Она смотрит на меня и качает головой с грустной улыбкой.
«О нет, дорогая. Я сама всё испортила. Твой отец тоже очень помог. Но в основном виновата я. Выйти замуж за твоего отца было просто ошибкой. Но мне было девятнадцать, и я ничего ни о чём не знала».
Она роняет пригоршню снега и вытирает мокрую руку о край куртки. Здесь, на севере Вермонта, холодно, и мамина куртка, похоже, не подходит для этого климата, но, похоже, её холод не беспокоит.
«Он сказал, что собирается пойти на службу. Сказал, что уйдёт в запас через пять или десять лет, и мы сможем взять деньги и купить небольшой домик на окраине, подальше от многоквартирных домов. „Всего на несколько лет“, — сказал он.
Она качает головой и усмехается, но в ее смехе нет ни капли веселья.

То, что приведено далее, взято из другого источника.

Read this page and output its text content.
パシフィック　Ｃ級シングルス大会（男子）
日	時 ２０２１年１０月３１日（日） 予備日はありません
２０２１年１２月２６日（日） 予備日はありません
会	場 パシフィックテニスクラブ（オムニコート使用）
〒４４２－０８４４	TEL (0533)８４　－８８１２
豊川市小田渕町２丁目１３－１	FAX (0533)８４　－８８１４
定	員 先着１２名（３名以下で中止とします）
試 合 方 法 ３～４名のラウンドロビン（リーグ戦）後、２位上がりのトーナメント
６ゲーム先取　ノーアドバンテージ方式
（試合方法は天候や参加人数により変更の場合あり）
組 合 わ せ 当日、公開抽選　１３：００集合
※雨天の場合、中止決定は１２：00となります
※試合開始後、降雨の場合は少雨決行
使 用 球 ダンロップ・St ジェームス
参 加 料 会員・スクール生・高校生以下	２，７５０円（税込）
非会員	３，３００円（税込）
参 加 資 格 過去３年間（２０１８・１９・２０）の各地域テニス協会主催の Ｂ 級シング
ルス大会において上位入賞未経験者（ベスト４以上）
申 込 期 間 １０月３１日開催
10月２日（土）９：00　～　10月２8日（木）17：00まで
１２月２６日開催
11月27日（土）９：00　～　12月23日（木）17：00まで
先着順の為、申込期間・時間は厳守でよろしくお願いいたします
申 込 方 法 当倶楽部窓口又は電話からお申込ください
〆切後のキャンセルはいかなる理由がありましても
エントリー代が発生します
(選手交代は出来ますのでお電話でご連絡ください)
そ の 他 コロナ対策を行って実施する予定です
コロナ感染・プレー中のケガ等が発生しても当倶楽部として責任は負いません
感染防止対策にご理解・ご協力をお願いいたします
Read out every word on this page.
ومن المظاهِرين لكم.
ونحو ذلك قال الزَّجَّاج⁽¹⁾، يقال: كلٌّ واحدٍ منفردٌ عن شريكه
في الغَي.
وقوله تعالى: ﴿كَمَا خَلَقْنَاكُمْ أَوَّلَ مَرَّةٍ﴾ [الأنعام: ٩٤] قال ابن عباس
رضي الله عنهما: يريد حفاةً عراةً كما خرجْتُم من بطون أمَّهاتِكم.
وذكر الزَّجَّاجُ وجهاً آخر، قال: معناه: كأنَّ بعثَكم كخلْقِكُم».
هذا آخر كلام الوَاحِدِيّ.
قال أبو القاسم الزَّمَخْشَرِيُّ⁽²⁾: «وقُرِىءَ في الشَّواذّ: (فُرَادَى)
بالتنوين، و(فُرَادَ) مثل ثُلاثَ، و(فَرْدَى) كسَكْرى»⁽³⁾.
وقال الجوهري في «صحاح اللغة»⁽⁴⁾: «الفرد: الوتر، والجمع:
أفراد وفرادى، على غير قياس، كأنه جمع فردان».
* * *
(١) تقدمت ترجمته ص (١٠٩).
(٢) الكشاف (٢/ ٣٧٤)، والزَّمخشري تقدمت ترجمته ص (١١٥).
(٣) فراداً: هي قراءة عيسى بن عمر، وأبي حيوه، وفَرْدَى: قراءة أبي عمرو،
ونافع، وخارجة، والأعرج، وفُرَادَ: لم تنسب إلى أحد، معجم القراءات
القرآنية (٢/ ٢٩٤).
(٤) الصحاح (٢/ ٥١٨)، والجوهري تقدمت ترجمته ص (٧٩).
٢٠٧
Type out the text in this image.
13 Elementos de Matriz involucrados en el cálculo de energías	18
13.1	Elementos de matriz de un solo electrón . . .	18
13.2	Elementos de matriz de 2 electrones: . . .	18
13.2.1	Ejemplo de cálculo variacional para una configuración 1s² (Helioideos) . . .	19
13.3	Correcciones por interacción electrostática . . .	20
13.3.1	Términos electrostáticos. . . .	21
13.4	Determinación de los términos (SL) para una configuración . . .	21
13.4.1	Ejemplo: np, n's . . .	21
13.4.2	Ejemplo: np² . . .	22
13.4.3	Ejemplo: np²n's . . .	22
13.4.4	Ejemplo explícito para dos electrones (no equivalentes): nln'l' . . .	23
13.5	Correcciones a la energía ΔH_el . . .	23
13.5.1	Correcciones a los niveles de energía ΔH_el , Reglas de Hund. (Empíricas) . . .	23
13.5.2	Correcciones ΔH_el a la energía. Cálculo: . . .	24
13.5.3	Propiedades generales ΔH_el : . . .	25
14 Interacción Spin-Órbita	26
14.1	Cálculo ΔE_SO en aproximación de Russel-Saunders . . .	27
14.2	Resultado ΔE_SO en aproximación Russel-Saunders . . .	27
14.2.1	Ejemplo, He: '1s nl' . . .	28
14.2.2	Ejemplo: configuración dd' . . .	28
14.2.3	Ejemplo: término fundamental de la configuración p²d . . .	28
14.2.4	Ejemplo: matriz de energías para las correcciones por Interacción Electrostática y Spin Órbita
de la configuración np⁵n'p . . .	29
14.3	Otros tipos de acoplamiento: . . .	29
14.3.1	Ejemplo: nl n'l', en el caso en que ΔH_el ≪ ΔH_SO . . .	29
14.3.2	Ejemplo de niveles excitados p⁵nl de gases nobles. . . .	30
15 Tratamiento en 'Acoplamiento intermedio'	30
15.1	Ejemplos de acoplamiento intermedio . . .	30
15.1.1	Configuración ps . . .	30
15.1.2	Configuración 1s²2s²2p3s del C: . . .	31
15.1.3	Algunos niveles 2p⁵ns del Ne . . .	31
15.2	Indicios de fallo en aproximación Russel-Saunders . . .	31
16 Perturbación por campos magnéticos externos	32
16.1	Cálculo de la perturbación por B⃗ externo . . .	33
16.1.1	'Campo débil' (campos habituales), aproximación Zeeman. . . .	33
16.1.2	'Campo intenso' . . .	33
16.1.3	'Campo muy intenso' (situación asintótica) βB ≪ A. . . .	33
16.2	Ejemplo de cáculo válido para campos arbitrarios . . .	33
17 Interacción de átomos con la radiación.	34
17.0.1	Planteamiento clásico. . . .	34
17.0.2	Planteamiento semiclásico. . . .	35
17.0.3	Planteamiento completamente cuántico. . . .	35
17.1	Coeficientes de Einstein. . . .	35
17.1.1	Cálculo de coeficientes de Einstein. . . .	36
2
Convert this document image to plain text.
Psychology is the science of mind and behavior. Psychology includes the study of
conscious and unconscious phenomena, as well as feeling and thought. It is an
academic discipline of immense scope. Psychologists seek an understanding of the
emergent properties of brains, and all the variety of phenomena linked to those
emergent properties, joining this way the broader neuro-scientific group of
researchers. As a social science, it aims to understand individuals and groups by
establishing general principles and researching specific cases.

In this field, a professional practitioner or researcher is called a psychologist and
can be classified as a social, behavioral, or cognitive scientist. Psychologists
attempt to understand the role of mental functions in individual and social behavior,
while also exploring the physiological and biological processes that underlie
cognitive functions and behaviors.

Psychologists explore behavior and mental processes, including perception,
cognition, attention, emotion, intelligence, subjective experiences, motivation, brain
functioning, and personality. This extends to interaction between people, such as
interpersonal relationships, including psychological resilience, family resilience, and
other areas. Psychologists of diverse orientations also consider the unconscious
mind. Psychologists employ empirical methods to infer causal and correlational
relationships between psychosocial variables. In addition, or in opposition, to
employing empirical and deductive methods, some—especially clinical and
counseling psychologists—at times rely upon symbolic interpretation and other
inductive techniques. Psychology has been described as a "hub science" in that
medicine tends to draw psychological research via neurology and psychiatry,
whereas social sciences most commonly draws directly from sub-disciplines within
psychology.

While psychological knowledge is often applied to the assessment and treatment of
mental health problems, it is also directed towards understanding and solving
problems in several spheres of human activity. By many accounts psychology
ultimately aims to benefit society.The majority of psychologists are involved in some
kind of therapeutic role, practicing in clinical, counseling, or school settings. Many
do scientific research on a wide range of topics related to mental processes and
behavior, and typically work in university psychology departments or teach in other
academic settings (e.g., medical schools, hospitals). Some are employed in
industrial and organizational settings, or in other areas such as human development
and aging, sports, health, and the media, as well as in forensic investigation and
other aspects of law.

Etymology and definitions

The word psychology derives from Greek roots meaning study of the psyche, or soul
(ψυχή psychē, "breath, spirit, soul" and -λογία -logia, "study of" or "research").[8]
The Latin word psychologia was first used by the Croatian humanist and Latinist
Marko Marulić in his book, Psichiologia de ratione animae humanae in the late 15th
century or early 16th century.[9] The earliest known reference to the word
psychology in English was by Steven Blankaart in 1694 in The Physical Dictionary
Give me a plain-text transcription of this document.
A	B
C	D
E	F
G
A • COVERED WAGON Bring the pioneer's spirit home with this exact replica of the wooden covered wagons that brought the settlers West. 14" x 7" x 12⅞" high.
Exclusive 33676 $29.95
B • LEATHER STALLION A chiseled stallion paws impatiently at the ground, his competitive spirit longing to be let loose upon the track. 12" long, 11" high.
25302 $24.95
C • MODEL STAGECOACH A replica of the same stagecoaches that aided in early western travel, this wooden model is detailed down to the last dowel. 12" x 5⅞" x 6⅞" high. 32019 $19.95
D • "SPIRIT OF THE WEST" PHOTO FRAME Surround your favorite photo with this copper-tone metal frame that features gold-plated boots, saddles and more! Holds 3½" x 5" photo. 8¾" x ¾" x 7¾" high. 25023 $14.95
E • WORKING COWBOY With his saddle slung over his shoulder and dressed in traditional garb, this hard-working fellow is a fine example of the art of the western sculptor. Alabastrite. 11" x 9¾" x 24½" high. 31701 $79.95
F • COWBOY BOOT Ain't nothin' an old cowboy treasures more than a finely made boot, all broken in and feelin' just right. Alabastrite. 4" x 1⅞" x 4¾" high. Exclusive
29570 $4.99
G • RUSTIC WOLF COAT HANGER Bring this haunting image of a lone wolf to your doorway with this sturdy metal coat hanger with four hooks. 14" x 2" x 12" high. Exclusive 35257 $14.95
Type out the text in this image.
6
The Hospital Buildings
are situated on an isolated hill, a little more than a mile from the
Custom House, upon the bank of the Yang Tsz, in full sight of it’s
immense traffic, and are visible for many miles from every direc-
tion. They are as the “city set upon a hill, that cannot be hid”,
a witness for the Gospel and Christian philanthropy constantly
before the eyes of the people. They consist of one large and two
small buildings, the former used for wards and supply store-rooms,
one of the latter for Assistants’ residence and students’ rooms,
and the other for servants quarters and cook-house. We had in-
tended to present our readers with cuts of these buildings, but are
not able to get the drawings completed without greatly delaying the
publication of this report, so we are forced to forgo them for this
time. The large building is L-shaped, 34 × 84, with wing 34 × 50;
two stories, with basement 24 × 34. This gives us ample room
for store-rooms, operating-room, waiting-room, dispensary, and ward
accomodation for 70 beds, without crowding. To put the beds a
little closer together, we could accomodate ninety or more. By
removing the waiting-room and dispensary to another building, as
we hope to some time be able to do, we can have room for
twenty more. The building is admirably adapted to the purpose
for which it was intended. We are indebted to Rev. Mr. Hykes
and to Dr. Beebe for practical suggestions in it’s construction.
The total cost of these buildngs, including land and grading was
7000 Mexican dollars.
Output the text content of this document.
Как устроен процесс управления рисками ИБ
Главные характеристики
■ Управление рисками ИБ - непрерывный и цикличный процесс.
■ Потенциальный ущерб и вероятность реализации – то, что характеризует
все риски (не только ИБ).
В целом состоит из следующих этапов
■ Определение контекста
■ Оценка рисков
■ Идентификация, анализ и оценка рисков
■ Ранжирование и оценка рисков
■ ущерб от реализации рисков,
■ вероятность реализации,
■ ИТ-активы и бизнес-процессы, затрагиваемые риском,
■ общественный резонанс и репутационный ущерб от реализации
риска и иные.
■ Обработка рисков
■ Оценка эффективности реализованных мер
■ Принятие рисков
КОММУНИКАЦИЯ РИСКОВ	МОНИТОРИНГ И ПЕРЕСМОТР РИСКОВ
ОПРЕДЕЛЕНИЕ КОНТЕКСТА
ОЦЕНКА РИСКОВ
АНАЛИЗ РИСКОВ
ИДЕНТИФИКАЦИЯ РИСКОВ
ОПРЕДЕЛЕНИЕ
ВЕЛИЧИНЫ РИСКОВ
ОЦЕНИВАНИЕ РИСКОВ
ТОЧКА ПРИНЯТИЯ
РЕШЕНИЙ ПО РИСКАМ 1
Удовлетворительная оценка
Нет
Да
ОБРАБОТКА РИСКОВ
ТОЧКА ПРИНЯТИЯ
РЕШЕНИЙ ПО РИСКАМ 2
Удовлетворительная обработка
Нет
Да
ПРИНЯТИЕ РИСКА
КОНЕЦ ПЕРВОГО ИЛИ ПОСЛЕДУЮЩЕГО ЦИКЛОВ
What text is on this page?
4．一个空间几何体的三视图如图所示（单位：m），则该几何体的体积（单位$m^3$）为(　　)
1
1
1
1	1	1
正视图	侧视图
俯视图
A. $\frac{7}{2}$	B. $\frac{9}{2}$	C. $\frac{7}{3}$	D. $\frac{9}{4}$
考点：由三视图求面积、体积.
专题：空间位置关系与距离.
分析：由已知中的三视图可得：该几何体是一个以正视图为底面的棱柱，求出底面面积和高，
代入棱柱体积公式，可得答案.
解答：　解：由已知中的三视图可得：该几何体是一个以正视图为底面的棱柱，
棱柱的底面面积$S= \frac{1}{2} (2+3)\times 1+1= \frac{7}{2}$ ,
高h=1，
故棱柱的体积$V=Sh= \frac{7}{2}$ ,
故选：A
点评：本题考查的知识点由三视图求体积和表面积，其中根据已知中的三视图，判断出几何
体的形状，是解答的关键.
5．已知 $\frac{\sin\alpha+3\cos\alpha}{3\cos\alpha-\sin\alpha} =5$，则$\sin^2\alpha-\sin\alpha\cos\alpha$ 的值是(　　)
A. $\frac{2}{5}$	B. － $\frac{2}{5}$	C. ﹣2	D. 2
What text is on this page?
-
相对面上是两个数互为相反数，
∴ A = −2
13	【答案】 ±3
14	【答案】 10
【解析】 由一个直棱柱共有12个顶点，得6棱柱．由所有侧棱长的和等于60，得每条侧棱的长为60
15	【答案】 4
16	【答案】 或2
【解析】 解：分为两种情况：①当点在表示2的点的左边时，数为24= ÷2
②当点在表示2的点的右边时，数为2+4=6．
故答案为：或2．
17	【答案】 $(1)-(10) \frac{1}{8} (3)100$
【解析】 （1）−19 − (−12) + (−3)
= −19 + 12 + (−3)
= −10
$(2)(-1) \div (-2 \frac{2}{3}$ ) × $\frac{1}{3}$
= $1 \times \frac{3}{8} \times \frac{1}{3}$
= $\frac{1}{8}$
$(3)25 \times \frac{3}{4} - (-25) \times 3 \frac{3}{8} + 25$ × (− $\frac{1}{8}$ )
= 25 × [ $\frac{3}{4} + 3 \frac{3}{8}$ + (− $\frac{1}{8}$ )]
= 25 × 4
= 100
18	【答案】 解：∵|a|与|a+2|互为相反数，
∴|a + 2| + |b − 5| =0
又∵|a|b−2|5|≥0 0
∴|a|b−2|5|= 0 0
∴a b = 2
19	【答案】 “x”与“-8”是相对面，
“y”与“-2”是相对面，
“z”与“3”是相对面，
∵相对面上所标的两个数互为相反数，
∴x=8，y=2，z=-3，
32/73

«Вместо этого он вернулся домой через два года. Выгнали за невыполнение приказов. Ни доллара за душой. Поэтому он вернулся в наш блок, и пять или десять лет в этой квартире превратились в двадцать пять. Я почти уверен, что проживу там до самой смерти, как твой отец».
«Прости меня, мама», — говорю я, и это правда. Никогда в жизни я не испытывала столько жалости к маме, и мне стыдно, когда я понимаю, что это потому, что я никогда не считала её достойной сочувствия. Я просто никогда не задумывалась, что у моей мамы была своя история, и что она не была безразличной крысой, живущей на пособие, как все остальные.
«Не надо», — говорит мама. Она протягивает руку и касается моей щеки ледяной, как снег, рукой. «По крайней мере, ты не будешь здесь торчать, делая то же, что и мы. И даже не думай, что я когда-либо думала, будто ты „мне всё портишь“. Ты — единственное хорошее, что получилось из этого брака. Ты — лучшее, что я сделала в жизни. Без тебя я бы пятнадцать лет назад забралась на крышу нашей старой высотки и спрыгнула с неё».